Take Fading Shadows, for instance. It's a good concept, taking your basic guide-the-marble through a puzzle level, hitting switches and changing forms along the way (think of a mash-up between Marble Madness and the Mercury games), but the whole control mechanic of using a beam of light that can weaken or intensify to pull the marble along is where that concept starts to take a back seat to repeated segments of intensely careful movement.
This wouldn't be too bad save for one very glaring issue that was no doubt meant to make the game more fun: to have fine control over the course of the marble (okay, it's actually a single tear shed by an imprisoned boy to fulfill a prophecy and it's sealed inside a protective shell, guided by the boy's clairvoyant sister and... yeah, forget the story), you have to use a relatively strong shaft of light to exert enough pull over the marble. Problem is, if the marble is in anything but in its metallic form, you'll burn the thing up before reaching more complicated destinations.
Those forms include glass (kicked off by hitting Triangle) and Metal/Wood forms only possible by crossing over Transformers that also act as checkpoints. All three forms have obvious strengths and key uses. Wood floats in water, metal can jump/double-jump but rusts in water, glass sinks underwater and weighs less to avoid setting off weight-based triggers, but shatters if hit to hard and will overheat if your beam of light is too strong.
The idea, then, is that you're supposed to scoot this little tear/marble around a level to a shining exit, which is almost always closed off by some manner of switch or chains thereof. This exposes one of the other core problems with the game in that, save for the flyby at the beginning of the level, it can sometimes be maddeningly difficult to figure out where to go or what to do next. More than once I had to completely restart a level (which involves quitting all the way back out to the main menu, then selecting Load Game, then wait through yet another loading screen), and I swear I did the very same actions but somehow the retry would work properly.
It's obvious the game is meant to be a fairly relaxing experience; the music is mostly just ambient loops (which can actually get a little grating, and this is coming from someone who actually enjoys the repetition of stuff like Trance music), and the pace of everything from the beam of light to the movement of the marbles is a slow, languid process meant to be handled with finesse -- except that the PSP's analog nub is notoriously underwhelming as a precision control device (particularly on those launch PSPs).
Given this kind of pacing, it makes having to do repetitive tasks that much more grueling because it all takes so long. Throw in accidental falls off a ledge that, at the very beginning just mean having to scoot around the level's myriad ramps and jumps and later spell instant death, and you've got a game that's just itching to spark short fuses. Had the game been more about directly controlling the marble, it's entirely possible that these issues could have been minimized. I do understand that the developer wanted to do something different, but ultimately it makes the game more painful than challenging.

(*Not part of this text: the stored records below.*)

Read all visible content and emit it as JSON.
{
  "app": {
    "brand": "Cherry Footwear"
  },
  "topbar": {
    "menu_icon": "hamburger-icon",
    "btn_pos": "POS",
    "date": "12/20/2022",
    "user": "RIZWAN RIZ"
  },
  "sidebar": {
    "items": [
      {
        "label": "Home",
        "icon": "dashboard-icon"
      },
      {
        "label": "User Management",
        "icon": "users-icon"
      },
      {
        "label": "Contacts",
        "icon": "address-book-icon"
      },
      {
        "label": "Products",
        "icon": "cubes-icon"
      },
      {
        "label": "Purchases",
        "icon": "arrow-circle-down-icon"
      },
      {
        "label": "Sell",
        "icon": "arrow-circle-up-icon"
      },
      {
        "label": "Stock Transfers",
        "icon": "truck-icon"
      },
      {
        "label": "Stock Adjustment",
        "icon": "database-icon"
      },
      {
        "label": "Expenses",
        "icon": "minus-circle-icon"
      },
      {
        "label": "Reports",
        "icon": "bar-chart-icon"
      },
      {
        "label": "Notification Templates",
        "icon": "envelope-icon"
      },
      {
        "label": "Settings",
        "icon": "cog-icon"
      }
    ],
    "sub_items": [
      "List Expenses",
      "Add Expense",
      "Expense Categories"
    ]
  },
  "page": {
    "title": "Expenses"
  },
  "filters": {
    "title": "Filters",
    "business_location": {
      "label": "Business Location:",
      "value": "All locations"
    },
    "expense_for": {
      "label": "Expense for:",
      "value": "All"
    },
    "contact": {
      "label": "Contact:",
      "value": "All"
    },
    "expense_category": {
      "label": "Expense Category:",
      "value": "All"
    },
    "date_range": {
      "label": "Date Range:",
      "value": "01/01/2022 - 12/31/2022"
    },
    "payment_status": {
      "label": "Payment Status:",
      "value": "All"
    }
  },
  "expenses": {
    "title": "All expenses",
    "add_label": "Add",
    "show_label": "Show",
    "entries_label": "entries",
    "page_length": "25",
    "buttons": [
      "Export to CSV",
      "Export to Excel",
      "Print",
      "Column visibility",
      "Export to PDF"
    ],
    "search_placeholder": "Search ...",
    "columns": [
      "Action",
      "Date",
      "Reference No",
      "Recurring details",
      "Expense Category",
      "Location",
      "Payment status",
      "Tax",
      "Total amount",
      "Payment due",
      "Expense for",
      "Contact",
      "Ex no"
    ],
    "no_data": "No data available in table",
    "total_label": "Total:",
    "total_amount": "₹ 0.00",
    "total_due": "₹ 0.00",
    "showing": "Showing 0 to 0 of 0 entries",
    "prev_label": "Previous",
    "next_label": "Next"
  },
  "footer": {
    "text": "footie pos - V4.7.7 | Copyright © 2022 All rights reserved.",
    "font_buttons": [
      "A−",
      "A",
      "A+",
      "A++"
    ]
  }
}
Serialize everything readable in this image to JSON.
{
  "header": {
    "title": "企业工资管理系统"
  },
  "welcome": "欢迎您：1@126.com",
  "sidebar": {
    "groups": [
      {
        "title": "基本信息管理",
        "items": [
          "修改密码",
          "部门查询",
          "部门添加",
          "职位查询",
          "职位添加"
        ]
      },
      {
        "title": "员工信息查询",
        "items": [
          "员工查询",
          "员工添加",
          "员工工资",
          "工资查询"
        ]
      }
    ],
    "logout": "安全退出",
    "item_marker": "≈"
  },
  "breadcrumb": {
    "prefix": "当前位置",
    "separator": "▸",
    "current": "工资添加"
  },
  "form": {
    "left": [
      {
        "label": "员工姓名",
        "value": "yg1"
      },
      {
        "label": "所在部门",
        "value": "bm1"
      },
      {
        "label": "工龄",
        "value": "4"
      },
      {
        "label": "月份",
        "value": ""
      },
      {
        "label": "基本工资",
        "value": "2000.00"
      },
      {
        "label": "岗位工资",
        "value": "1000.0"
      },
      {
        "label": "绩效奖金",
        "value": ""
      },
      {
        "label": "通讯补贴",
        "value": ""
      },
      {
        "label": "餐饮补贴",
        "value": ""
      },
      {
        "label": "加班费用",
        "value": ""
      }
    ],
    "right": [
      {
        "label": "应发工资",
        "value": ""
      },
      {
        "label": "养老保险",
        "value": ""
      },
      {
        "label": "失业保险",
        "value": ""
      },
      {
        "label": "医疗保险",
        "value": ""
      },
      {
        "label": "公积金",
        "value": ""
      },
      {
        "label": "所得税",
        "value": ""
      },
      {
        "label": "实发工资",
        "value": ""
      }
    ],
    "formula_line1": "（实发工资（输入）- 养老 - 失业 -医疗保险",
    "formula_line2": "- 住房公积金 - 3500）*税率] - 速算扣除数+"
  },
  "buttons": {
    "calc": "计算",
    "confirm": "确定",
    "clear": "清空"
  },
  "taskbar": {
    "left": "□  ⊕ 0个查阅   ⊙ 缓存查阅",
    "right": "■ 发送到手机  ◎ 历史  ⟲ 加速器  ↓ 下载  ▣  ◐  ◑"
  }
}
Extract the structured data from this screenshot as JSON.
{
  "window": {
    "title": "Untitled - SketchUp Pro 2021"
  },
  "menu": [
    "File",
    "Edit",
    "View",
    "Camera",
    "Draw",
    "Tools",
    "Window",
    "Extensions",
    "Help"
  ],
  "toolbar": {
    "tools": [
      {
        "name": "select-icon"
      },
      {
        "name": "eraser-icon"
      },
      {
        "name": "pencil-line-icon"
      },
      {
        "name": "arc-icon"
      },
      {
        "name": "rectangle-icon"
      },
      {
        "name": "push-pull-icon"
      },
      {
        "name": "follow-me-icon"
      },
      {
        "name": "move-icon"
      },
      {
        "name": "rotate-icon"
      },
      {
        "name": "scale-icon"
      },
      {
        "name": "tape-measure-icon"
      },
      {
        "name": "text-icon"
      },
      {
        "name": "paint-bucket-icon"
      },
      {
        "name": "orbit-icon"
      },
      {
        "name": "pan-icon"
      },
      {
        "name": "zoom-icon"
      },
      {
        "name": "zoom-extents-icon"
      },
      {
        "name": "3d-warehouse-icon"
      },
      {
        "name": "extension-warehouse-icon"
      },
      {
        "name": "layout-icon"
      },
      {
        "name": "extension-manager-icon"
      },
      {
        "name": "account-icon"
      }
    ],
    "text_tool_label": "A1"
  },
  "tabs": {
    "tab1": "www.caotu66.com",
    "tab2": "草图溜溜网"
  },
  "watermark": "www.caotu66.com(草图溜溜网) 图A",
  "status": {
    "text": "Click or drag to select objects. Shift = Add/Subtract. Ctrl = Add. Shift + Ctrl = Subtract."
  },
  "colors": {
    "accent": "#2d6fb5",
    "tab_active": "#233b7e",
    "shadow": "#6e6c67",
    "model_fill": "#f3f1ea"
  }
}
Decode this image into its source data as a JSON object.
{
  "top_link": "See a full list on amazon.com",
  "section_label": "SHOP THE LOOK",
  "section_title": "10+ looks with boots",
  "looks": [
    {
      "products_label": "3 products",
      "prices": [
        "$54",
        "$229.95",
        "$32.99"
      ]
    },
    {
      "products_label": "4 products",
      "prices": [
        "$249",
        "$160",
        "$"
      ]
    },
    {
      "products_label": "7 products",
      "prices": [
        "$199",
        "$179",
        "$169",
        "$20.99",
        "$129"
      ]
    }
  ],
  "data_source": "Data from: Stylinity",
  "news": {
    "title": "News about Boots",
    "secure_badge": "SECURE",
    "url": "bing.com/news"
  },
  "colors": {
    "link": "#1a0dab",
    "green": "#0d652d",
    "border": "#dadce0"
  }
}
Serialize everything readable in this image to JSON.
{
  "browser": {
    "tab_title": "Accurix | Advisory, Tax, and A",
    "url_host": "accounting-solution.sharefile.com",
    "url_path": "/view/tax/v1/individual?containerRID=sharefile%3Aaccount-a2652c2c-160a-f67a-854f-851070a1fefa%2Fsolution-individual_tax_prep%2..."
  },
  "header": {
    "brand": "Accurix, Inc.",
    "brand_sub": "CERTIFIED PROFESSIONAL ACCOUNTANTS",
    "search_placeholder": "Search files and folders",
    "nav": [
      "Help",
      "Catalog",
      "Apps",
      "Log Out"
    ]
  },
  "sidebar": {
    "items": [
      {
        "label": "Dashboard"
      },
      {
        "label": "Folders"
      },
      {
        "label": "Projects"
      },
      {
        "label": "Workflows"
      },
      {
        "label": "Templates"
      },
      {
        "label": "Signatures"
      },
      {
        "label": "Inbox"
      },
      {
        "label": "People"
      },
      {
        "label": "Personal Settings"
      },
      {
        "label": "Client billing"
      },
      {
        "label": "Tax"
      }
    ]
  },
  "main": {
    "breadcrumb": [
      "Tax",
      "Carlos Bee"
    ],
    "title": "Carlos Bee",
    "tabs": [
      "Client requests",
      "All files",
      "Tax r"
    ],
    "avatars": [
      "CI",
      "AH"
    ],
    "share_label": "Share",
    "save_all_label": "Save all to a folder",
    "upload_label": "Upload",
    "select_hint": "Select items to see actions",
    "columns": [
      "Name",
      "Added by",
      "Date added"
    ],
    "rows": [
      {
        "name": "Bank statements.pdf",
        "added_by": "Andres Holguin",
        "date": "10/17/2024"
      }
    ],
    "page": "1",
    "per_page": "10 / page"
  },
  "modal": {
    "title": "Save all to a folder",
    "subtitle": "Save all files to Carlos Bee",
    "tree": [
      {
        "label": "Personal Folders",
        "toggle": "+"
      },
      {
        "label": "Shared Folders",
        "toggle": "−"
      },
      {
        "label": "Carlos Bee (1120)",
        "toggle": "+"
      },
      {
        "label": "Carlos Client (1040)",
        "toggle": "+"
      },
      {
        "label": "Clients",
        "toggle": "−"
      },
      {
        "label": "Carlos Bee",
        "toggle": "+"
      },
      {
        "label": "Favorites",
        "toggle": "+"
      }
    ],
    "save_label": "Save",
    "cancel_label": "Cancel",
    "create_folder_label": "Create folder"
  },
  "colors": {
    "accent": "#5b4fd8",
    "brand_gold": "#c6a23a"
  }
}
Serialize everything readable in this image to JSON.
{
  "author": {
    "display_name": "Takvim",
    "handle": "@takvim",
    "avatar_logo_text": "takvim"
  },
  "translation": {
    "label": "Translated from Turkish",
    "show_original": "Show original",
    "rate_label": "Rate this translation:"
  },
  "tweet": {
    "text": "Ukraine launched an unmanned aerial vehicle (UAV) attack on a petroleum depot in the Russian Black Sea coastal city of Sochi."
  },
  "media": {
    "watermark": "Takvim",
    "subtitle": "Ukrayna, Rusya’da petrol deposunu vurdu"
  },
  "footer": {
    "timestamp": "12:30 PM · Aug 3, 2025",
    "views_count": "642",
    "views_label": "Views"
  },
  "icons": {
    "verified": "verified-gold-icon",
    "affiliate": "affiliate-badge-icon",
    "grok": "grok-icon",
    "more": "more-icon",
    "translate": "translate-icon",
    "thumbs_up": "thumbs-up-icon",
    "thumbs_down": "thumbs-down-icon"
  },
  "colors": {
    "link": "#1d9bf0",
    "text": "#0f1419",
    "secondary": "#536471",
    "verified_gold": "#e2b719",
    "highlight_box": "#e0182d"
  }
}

And it's not like Fading Shadows is without production values. The storyline, while a little trite -- even for a game about guiding a marble into heaven -- is at least told through some genuinely detailed and interesting concept art stills (some of which can be unlocked by finding puzzle pieces scattered throughout the levels). The graphics engine, too, sports little touches like a depth of field filter to blur out foreground or background objects, though the game's draw distance during pre-level flybys is a little weak. This can also lead to the framerate chugging a little early on, though when playing the main levels it's actually rather solid.
The camera, however, tends to hurt more than it helps. The slow, swinging way it can be panned around fits the pace of the game, but again, it can make retrying sections needlessly frustrating. One particular example is an early puzzle where you have to roll across a floor with numbers. It's hard enough trying to guide the marble around by its light leash, but when objects get in the way of the camera or things suddenly shift, it can lead to accidents or even cheap deaths. The game is forgiving in that it offers a free life for every 10 gems picked up in a level, but it only goes so far.
The game's multiplayer features are about as broad as you'd expect from my rather chilly reception of the game. It effectively takes a random level and drops you and an Ad-Hoc player into the same stage in a race to get to the finish first. Do that and you get a point. Get three points and you win the multiplayer "battle." Since you can see the other player's shaft of light (their marble is translucent), it actually makes an already confusing game even more frustrating. I suppose it could be a test of one's precision jumping/speed running skill, but for me, it felt mostly like an afterthought.